La diffamazione sui social network non è a mezzo stampa

Oggi sempre più informazioni e opinioni sono condivise sui social network, primo fra tutti Facebook, e spesso si pone la questione di come debbano considerarsi i commenti offensivi qualora la persona offesa ravvisi in essi una diffamazione.

Il caso di specie

Mediante la sentenza n. 4873, depositata in data 1 febbraio 2017, la quinta sezione penale della Cassazione, ha chiarito che il social network Facebook costituisce un mezzo di diffusione che nulla ha a che vedere con il concetto di stampa.

Il caso sottoposto all’attenzione della Corte aveva ad oggetto la condotta di un soggetto, reo di aver pubblicato sulla propria bacheca Facebook un commento offensivo con l’attribuzione alla persona offesa di un fatto determinato.

Il PM aveva ritenuto che il comportamento di cui sopra integrasse l’ipotesi delittuosa della diffamazione aggravata dalla commissione a mezzo stampa di cui agli artt. 595 c.p. e 13 della legge n. 47 del 1948, il che determinava un aumento di pena tale da imporre l’udienza preliminare.

Al contrario, il GUP ravvisava nel comportamento sopra descritto il reato meno grave della diffamazione aggravata da un qualunque mezzo di diffusione sia pure con l’attribuzione di un fatto determinato (art. 595, comma 2 e 3, c.p.).

Conseguentemente, il Giudice ordinava la restituzione degli atti al PM affinché provvedesse alla citazione diretta a giudizio dell’imputato. Il PM avverso detto provvedimento proponeva ricorso per Cassazione.

Il distinguo della Corte di Cassazione

La Corte rigettava l’impugnazione proposta dal PM, operando un netto distinguo tra la nozione di stampa e quella di social network.

La decisione oggetto d’esame traeva fondamento da un precedente giurisprudenziale – la sentenza delle Sezioni Unite n. 31022 del 2015 –  che ha delineato i contorni della nozione di stampa, statuendo che: “Il concetto di “stampa” è applicabile al prodotto editoriale che presenta i requisiti ontologico (struttura) e teleologico (scopi della pubblicazione) propri di un giornale.
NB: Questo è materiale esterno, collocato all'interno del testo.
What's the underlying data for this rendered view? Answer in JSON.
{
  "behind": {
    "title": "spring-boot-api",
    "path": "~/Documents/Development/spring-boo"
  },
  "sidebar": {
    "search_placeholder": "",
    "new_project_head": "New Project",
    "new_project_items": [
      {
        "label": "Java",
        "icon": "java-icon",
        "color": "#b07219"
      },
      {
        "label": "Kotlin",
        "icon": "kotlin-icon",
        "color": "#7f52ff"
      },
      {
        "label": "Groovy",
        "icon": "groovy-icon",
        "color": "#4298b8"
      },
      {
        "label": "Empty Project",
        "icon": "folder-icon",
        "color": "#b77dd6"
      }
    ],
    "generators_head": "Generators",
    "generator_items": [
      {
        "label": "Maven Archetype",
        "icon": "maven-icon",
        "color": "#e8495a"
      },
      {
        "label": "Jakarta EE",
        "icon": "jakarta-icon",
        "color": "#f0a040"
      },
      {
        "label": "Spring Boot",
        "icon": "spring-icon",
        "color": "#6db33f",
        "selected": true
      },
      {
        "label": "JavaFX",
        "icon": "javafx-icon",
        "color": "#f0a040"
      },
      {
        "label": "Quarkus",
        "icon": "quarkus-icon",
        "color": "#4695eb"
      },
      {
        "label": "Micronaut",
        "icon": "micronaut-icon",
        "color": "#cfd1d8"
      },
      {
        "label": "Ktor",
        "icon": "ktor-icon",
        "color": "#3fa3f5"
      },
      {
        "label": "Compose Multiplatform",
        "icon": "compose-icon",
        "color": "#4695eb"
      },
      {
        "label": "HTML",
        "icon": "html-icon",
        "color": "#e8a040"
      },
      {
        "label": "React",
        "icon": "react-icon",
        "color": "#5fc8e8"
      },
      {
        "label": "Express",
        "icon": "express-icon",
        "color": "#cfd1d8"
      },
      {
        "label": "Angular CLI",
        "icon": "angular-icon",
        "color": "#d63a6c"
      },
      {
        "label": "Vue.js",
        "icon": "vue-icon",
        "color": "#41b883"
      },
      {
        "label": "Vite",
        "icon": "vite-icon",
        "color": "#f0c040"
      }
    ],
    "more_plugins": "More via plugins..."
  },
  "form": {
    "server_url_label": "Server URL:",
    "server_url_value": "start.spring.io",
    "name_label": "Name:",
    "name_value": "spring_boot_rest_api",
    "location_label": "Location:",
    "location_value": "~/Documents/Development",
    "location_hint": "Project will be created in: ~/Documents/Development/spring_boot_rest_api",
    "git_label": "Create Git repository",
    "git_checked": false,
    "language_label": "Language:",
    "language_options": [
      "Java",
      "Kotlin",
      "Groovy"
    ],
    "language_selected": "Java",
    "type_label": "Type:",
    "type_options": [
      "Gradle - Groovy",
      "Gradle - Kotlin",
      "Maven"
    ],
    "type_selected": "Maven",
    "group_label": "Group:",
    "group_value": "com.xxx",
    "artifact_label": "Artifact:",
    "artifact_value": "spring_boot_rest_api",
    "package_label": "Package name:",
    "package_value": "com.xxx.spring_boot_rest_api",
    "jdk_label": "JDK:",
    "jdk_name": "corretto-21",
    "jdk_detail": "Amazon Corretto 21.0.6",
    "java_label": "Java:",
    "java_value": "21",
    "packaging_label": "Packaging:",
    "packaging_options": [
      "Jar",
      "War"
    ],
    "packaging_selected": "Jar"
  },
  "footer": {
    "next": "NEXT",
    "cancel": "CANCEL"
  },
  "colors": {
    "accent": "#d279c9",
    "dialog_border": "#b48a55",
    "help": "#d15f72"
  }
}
La struttura di questo è costituita dalla “testata”, che è l’elemento che lo identifica, e dalla periodicità regolare delle pubblicazioni (quotidiano, settimanale, mensile); la finalità si concretizza nella raccolta, nel commento e nell’analisi critica di notizie legate all’attualità (cronaca, economia, costume, politica) e dirette al pubblico, perché ne abbia conoscenza e ne assuma consapevolezza nella libera formazione della propria opinione”.

Ergo, seguendo i dettami della Suprema Corte, non potranno essere ricompresi nella nozione i nuovi mezzi di manifestazione del pensiero destinati a essere trasmessi in via telematica, quali forum, blog), newsletter, newsgroup, mailing list, e social network.

Conclusioni

Alla luce di quanto sopra, la Suprema Corte con la sentenza n. 4873 del 2017 ha concluso circa la configurabilità nel caso di specie del reato di diffamazione con l’applicazione delle aggravanti ex art. 595, comma 2 e 3, c.p. ed ha escluso l’applicabilità dell’aggravante di cui all’art. 13 della legge n. 47 del 1948, prevista espressamente per la diffamazione commessa a mezzo stampa.